John Gibson was a pastor and seminary professor. When he wasn’t teaching at New Orleans Baptist Theological Seminary, one of his favorite pastimes was fixing cars.
He was married with two children. His daughter, Callie, was teaching in front of 250 college students when she got the call. Her father had killed himself.
It was August 24, six days after hackers exposed the names of millions of people who had signed up for Ashley Madison, the notorious site for those seeking affairs. Gibson’s name was on the list.
His wife, Christi, discovered her husband’s body.
“It was a moment that life doesn’t prepare you for,” she told CNNMoney. “I had to call my kids. How do you tell your kids that their dad is gone and that he took his own life?”
In his suicide note, Gibson chronicled his demons. He also mentioned Ashley Madison.
“He talked about depression. He talked about having his name on there, and he said he was just very, very sorry,” Christi said. “What we know about him is that he poured his life into other people, and he offered grace and mercy and forgiveness to everyone else, but somehow he couldn’t extend that to himself.”

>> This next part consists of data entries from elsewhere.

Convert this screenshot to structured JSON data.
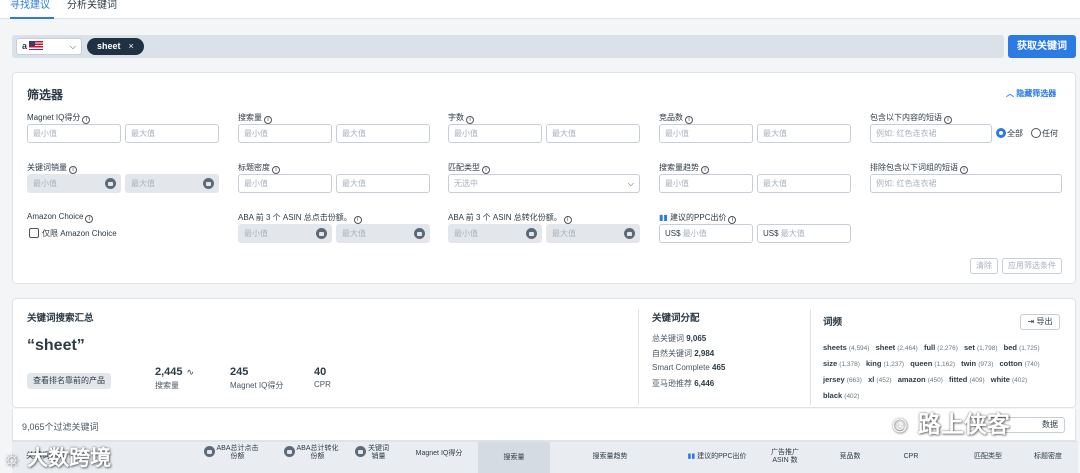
{
  "tabs": [
    {
      "label": "寻找建议",
      "active": true
    },
    {
      "label": "分析关键词",
      "active": false
    }
  ],
  "search": {
    "marketplace_logo": "a",
    "chip": "sheet",
    "chip_close": "×",
    "get_button": "获取关键词"
  },
  "filters": {
    "title": "筛选器",
    "hide_label": "隐藏筛选器",
    "clear_button": "清除",
    "apply_button": "应用筛选条件",
    "min": "最小值",
    "max": "最大值",
    "magnet_iq": "Magnet IQ得分",
    "search_volume": "搜索量",
    "word_count": "字数",
    "competing_products": "竞品数",
    "include_phrase": "包含以下内容的短语",
    "include_placeholder": "例如: 红色连衣裙",
    "radio_all": "全部",
    "radio_any": "任何",
    "keyword_sales": "关键词销量",
    "title_density": "标题密度",
    "match_type": "匹配类型",
    "match_placeholder": "无选中",
    "search_trend": "搜索量趋势",
    "exclude_phrase": "排除包含以下词组的短语",
    "exclude_placeholder": "例如: 红色连衣裙",
    "amazon_choice": "Amazon Choice",
    "amazon_choice_only": "仅限 Amazon Choice",
    "aba_click": "ABA 前 3 个 ASIN 总点击份额。",
    "aba_conv": "ABA 前 3 个 ASIN 总转化份额。",
    "ppc": "建议的PPC出价",
    "currency": "US$"
  },
  "summary": {
    "title": "关键词搜索汇总",
    "keyword": "“sheet”",
    "view_button": "查看排名靠前的产品",
    "search_volume": "2,445",
    "search_volume_label": "搜索量",
    "magnet_iq": "245",
    "magnet_iq_label": "Magnet IQ得分",
    "cpr": "40",
    "cpr_label": "CPR",
    "dist_title": "关键词分配",
    "dist": [
      {
        "k": "总关键词",
        "v": "9,065"
      },
      {
        "k": "自然关键词",
        "v": "2,984"
      },
      {
        "k": "Smart Complete",
        "v": "465"
      },
      {
        "k": "亚马逊推荐",
        "v": "6,446"
      }
    ],
    "freq_title": "词频",
    "export_button": "导出",
    "freq": [
      {
        "w": "sheets",
        "c": "(4,594)"
      },
      {
        "w": "sheet",
        "c": "(2,464)"
      },
      {
        "w": "full",
        "c": "(2,276)"
      },
      {
        "w": "set",
        "c": "(1,798)"
      },
      {
        "w": "bed",
        "c": "(1,725)"
      },
      {
        "w": "size",
        "c": "(1,378)"
      },
      {
        "w": "king",
        "c": "(1,237)"
      },
      {
        "w": "queen",
        "c": "(1,162)"
      },
      {
        "w": "twin",
        "c": "(973)"
      },
      {
        "w": "cotton",
        "c": "(740)"
      },
      {
        "w": "jersey",
        "c": "(663)"
      },
      {
        "w": "xl",
        "c": "(452)"
      },
      {
        "w": "amazon",
        "c": "(450)"
      },
      {
        "w": "fitted",
        "c": "(409)"
      },
      {
        "w": "white",
        "c": "(402)"
      },
      {
        "w": "black",
        "c": "(402)"
      }
    ],
    "filtered_count": "9,065个过滤关键词",
    "data_label": "数据"
  },
  "table": {
    "headers": [
      "关键词词组",
      "ABA总计点击份额",
      "ABA总计转化份额",
      "关键词销量",
      "Magnet IQ得分",
      "搜索量",
      "搜索量趋势",
      "建议的PPC出价",
      "广告推广ASIN 数",
      "竞品数",
      "CPR",
      "匹配类型",
      "标题密度"
    ]
  },
  "watermark": {
    "left": "大数跨境",
    "right": "路上侠客"
  },
  "colors": {
    "accent": "#2c7be5",
    "chip": "#1f3143"
  }
}
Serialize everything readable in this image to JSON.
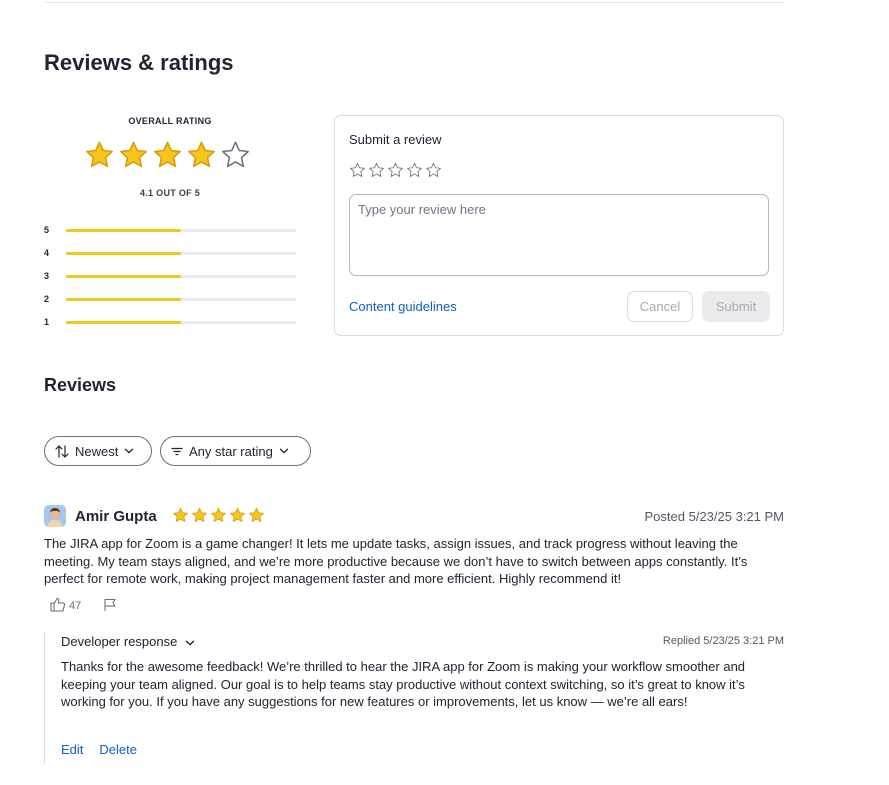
{
  "section_title": "Reviews & ratings",
  "overall": {
    "label": "OVERALL RATING",
    "stars_filled": 4,
    "stars_total": 5,
    "summary": "4.1 OUT OF 5",
    "distribution": [
      {
        "label": "5",
        "fraction": 0.5
      },
      {
        "label": "4",
        "fraction": 0.5
      },
      {
        "label": "3",
        "fraction": 0.5
      },
      {
        "label": "2",
        "fraction": 0.5
      },
      {
        "label": "1",
        "fraction": 0.5
      }
    ]
  },
  "submit": {
    "title": "Submit a review",
    "placeholder": "Type your review here",
    "guidelines_label": "Content guidelines",
    "cancel_label": "Cancel",
    "submit_label": "Submit"
  },
  "reviews_title": "Reviews",
  "filters": {
    "sort_label": "Newest",
    "star_filter_label": "Any star rating"
  },
  "review": {
    "name": "Amir Gupta",
    "stars": 5,
    "posted": "Posted 5/23/25 3:21 PM",
    "body": "The JIRA app for Zoom is a game changer! It lets me update tasks, assign issues, and track progress without leaving the meeting. My team stays aligned, and we’re more productive because we don’t have to switch between apps constantly. It’s perfect for remote work, making project management faster and more efficient. Highly recommend it!",
    "helpful_count": "47",
    "developer_response": {
      "toggle_label": "Developer response",
      "replied": "Replied 5/23/25 3:21 PM",
      "body": "Thanks for the awesome feedback! We’re thrilled to hear the JIRA app for Zoom is making your workflow smoother and keeping your team aligned. Our goal is to help teams stay productive without context switching, so it’s great to know it’s working for you. If you have any suggestions for new features or improvements, let us know — we’re all ears!",
      "edit_label": "Edit",
      "delete_label": "Delete"
    }
  },
  "colors": {
    "star_fill": "#f7c61c",
    "star_stroke": "#d99b0a",
    "bar_fill": "#f4c81b",
    "link": "#0e5fcc"
  },
  "icons": {
    "sort": "sort-arrows-icon",
    "filter": "filter-lines-icon",
    "chevron": "chevron-down-icon",
    "thumbs_up": "thumbs-up-icon",
    "flag": "flag-icon",
    "star": "star-icon"
  }
}
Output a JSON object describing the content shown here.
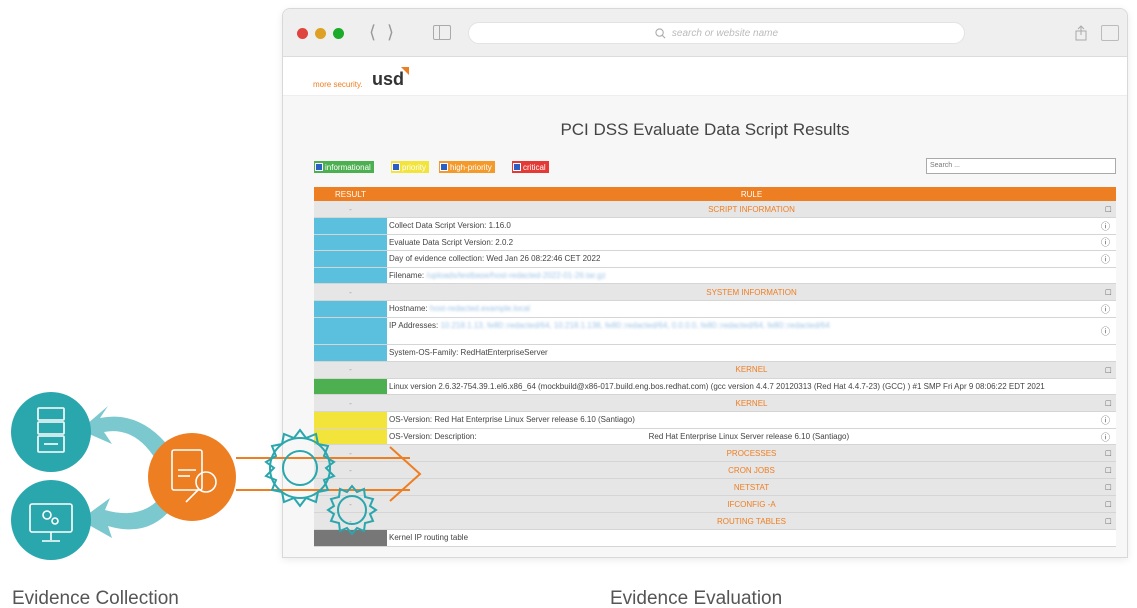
{
  "browser": {
    "url_placeholder": "search or website name",
    "traffic_lights": [
      "#e0443e",
      "#dea123",
      "#1aab29"
    ]
  },
  "brand": {
    "tagline": "more security.",
    "name": "usd"
  },
  "page_title": "PCI DSS Evaluate Data Script Results",
  "filters": [
    {
      "label": "informational",
      "color": "#4caf50"
    },
    {
      "label": "priority",
      "color": "#f2e43a"
    },
    {
      "label": "high-priority",
      "color": "#f39a2b"
    },
    {
      "label": "critical",
      "color": "#e53935"
    }
  ],
  "search_placeholder": "Search ...",
  "table": {
    "col_result": "RESULT",
    "col_rule": "RULE",
    "rows": [
      {
        "kind": "section",
        "label": "SCRIPT INFORMATION",
        "result": "-",
        "icon": "chat-icon"
      },
      {
        "kind": "item",
        "color": "#5bc0de",
        "text": "Collect Data Script Version: 1.16.0",
        "icon": "info-icon"
      },
      {
        "kind": "item",
        "color": "#5bc0de",
        "text": "Evaluate Data Script Version: 2.0.2",
        "icon": "info-icon"
      },
      {
        "kind": "item",
        "color": "#5bc0de",
        "text": "Day of evidence collection: Wed Jan 26 08:22:46 CET 2022",
        "icon": "info-icon"
      },
      {
        "kind": "item",
        "color": "#5bc0de",
        "text": "Filename:",
        "blurred": "/uploads/testbase/host-redacted-2022-01-26.tar.gz",
        "icon": ""
      },
      {
        "kind": "section",
        "label": "SYSTEM INFORMATION",
        "result": "-",
        "icon": "chat-icon"
      },
      {
        "kind": "item",
        "color": "#5bc0de",
        "text": "Hostname:",
        "blurred": "host-redacted.example.local",
        "icon": "info-icon"
      },
      {
        "kind": "item",
        "color": "#5bc0de",
        "text": "IP Addresses:",
        "blurred": "10.218.1.13, fe80::redacted/64, 10.218.1.138, fe80::redacted/64, 0.0.0.0, fe80::redacted/64, fe80::redacted/64",
        "icon": "info-icon",
        "tall": true
      },
      {
        "kind": "item",
        "color": "#5bc0de",
        "text": "System-OS-Family: RedHatEnterpriseServer",
        "icon": ""
      },
      {
        "kind": "section",
        "label": "KERNEL",
        "result": "-",
        "icon": "chat-icon"
      },
      {
        "kind": "item",
        "color": "#4caf50",
        "text": "Linux version 2.6.32-754.39.1.el6.x86_64 (mockbuild@x86-017.build.eng.bos.redhat.com) (gcc version 4.4.7 20120313 (Red Hat 4.4.7-23) (GCC) ) #1 SMP Fri Apr 9 08:06:22 EDT 2021",
        "icon": ""
      },
      {
        "kind": "section",
        "label": "KERNEL",
        "result": "-",
        "icon": "chat-icon"
      },
      {
        "kind": "item",
        "color": "#f2e43a",
        "text": "OS-Version: Red Hat Enterprise Linux Server release 6.10 (Santiago)",
        "icon": "info-icon"
      },
      {
        "kind": "item",
        "color": "#f2e43a",
        "text": "OS-Version: Description:",
        "right": "Red Hat Enterprise Linux Server release 6.10 (Santiago)",
        "icon": "info-icon"
      },
      {
        "kind": "section",
        "label": "PROCESSES",
        "result": "-",
        "icon": "chat-icon"
      },
      {
        "kind": "section",
        "label": "CRON JOBS",
        "result": "-",
        "icon": "chat-icon"
      },
      {
        "kind": "section",
        "label": "NETSTAT",
        "result": "-",
        "icon": "chat-icon"
      },
      {
        "kind": "section",
        "label": "IFCONFIG -A",
        "result": "-",
        "icon": "chat-icon"
      },
      {
        "kind": "section",
        "label": "ROUTING TABLES",
        "result": "-",
        "icon": "chat-icon"
      },
      {
        "kind": "item",
        "color": "#777777",
        "text": "Kernel IP routing table",
        "icon": ""
      }
    ]
  },
  "captions": {
    "left": "Evidence Collection",
    "right": "Evidence Evaluation"
  }
}
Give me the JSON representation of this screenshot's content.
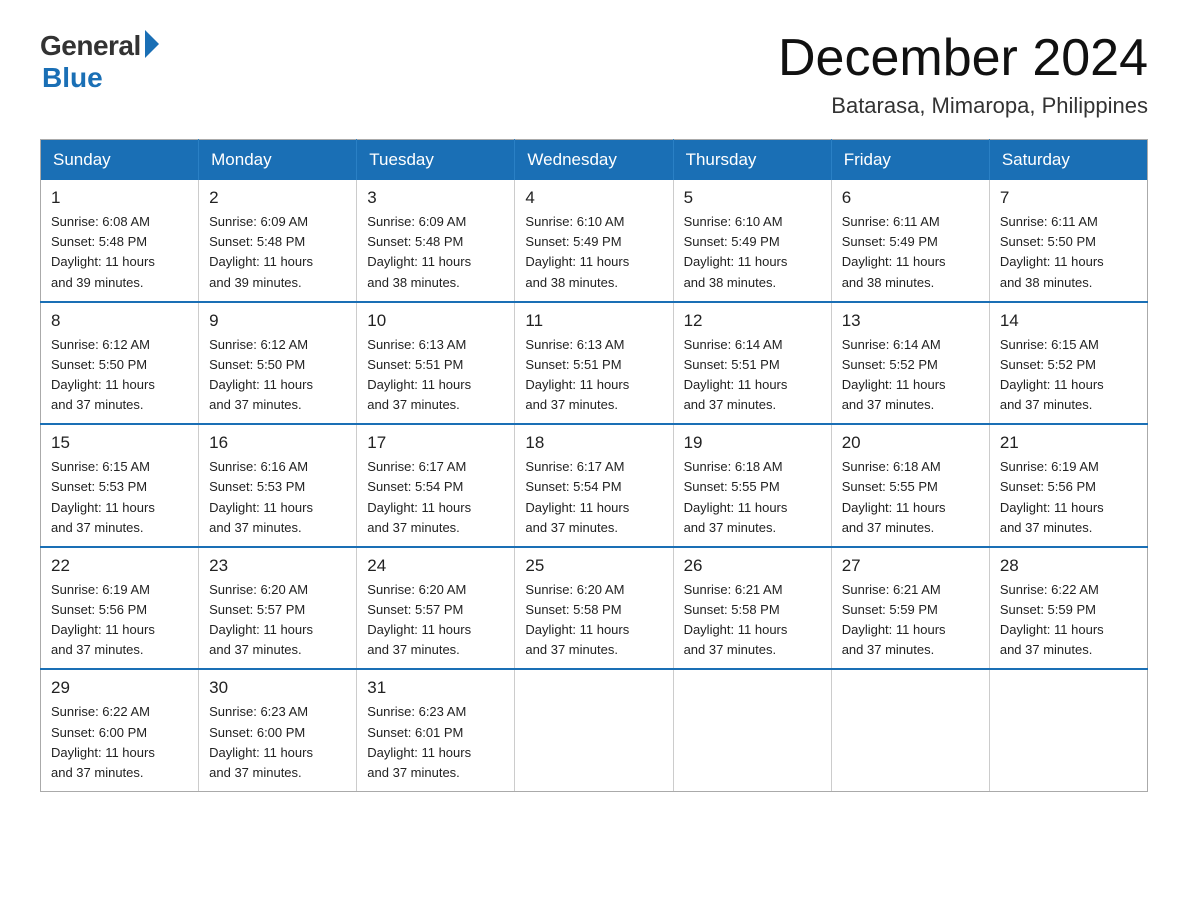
{
  "header": {
    "logo_general": "General",
    "logo_blue": "Blue",
    "title": "December 2024",
    "subtitle": "Batarasa, Mimaropa, Philippines"
  },
  "days_of_week": [
    "Sunday",
    "Monday",
    "Tuesday",
    "Wednesday",
    "Thursday",
    "Friday",
    "Saturday"
  ],
  "weeks": [
    [
      {
        "day": "1",
        "sunrise": "6:08 AM",
        "sunset": "5:48 PM",
        "daylight": "11 hours and 39 minutes."
      },
      {
        "day": "2",
        "sunrise": "6:09 AM",
        "sunset": "5:48 PM",
        "daylight": "11 hours and 39 minutes."
      },
      {
        "day": "3",
        "sunrise": "6:09 AM",
        "sunset": "5:48 PM",
        "daylight": "11 hours and 38 minutes."
      },
      {
        "day": "4",
        "sunrise": "6:10 AM",
        "sunset": "5:49 PM",
        "daylight": "11 hours and 38 minutes."
      },
      {
        "day": "5",
        "sunrise": "6:10 AM",
        "sunset": "5:49 PM",
        "daylight": "11 hours and 38 minutes."
      },
      {
        "day": "6",
        "sunrise": "6:11 AM",
        "sunset": "5:49 PM",
        "daylight": "11 hours and 38 minutes."
      },
      {
        "day": "7",
        "sunrise": "6:11 AM",
        "sunset": "5:50 PM",
        "daylight": "11 hours and 38 minutes."
      }
    ],
    [
      {
        "day": "8",
        "sunrise": "6:12 AM",
        "sunset": "5:50 PM",
        "daylight": "11 hours and 37 minutes."
      },
      {
        "day": "9",
        "sunrise": "6:12 AM",
        "sunset": "5:50 PM",
        "daylight": "11 hours and 37 minutes."
      },
      {
        "day": "10",
        "sunrise": "6:13 AM",
        "sunset": "5:51 PM",
        "daylight": "11 hours and 37 minutes."
      },
      {
        "day": "11",
        "sunrise": "6:13 AM",
        "sunset": "5:51 PM",
        "daylight": "11 hours and 37 minutes."
      },
      {
        "day": "12",
        "sunrise": "6:14 AM",
        "sunset": "5:51 PM",
        "daylight": "11 hours and 37 minutes."
      },
      {
        "day": "13",
        "sunrise": "6:14 AM",
        "sunset": "5:52 PM",
        "daylight": "11 hours and 37 minutes."
      },
      {
        "day": "14",
        "sunrise": "6:15 AM",
        "sunset": "5:52 PM",
        "daylight": "11 hours and 37 minutes."
      }
    ],
    [
      {
        "day": "15",
        "sunrise": "6:15 AM",
        "sunset": "5:53 PM",
        "daylight": "11 hours and 37 minutes."
      },
      {
        "day": "16",
        "sunrise": "6:16 AM",
        "sunset": "5:53 PM",
        "daylight": "11 hours and 37 minutes."
      },
      {
        "day": "17",
        "sunrise": "6:17 AM",
        "sunset": "5:54 PM",
        "daylight": "11 hours and 37 minutes."
      },
      {
        "day": "18",
        "sunrise": "6:17 AM",
        "sunset": "5:54 PM",
        "daylight": "11 hours and 37 minutes."
      },
      {
        "day": "19",
        "sunrise": "6:18 AM",
        "sunset": "5:55 PM",
        "daylight": "11 hours and 37 minutes."
      },
      {
        "day": "20",
        "sunrise": "6:18 AM",
        "sunset": "5:55 PM",
        "daylight": "11 hours and 37 minutes."
      },
      {
        "day": "21",
        "sunrise": "6:19 AM",
        "sunset": "5:56 PM",
        "daylight": "11 hours and 37 minutes."
      }
    ],
    [
      {
        "day": "22",
        "sunrise": "6:19 AM",
        "sunset": "5:56 PM",
        "daylight": "11 hours and 37 minutes."
      },
      {
        "day": "23",
        "sunrise": "6:20 AM",
        "sunset": "5:57 PM",
        "daylight": "11 hours and 37 minutes."
      },
      {
        "day": "24",
        "sunrise": "6:20 AM",
        "sunset": "5:57 PM",
        "daylight": "11 hours and 37 minutes."
      },
      {
        "day": "25",
        "sunrise": "6:20 AM",
        "sunset": "5:58 PM",
        "daylight": "11 hours and 37 minutes."
      },
      {
        "day": "26",
        "sunrise": "6:21 AM",
        "sunset": "5:58 PM",
        "daylight": "11 hours and 37 minutes."
      },
      {
        "day": "27",
        "sunrise": "6:21 AM",
        "sunset": "5:59 PM",
        "daylight": "11 hours and 37 minutes."
      },
      {
        "day": "28",
        "sunrise": "6:22 AM",
        "sunset": "5:59 PM",
        "daylight": "11 hours and 37 minutes."
      }
    ],
    [
      {
        "day": "29",
        "sunrise": "6:22 AM",
        "sunset": "6:00 PM",
        "daylight": "11 hours and 37 minutes."
      },
      {
        "day": "30",
        "sunrise": "6:23 AM",
        "sunset": "6:00 PM",
        "daylight": "11 hours and 37 minutes."
      },
      {
        "day": "31",
        "sunrise": "6:23 AM",
        "sunset": "6:01 PM",
        "daylight": "11 hours and 37 minutes."
      },
      null,
      null,
      null,
      null
    ]
  ],
  "labels": {
    "sunrise": "Sunrise:",
    "sunset": "Sunset:",
    "daylight": "Daylight:"
  }
}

Ashley Madison was hacked in July, and hackers released users’ personal information in August. Since then, authorities in Toronto have said they’re investigating suicides that could be linked to the data dump. Hackers have also sent extortion emails to people who were on the list.
Gibson said her husband was likely worried he’d lose his job.
“It wasn’t so bad that we wouldn’t have forgiven it, and so many people have said that to us, but for John, it carried such a shame,” she said.
Gibson, 56, was known as a great teacher with a “quirky laugh,” but he had struggled with depression and addiction in the past, his family said.
Ashley Madison did not immediately respond to a request for comment.
Since his death, his family has made a pact to be more transparent with one another about their struggles.
Christi Gibson has a message for the 32 million people exposed and their communities.
“These were real people with real families, real pain and real loss,” she says. But “don’t underestimate the power of love. Nothing is worth the loss of a father and a husband and a friend. It just didn’t merit it. It didn’t merit it at all.”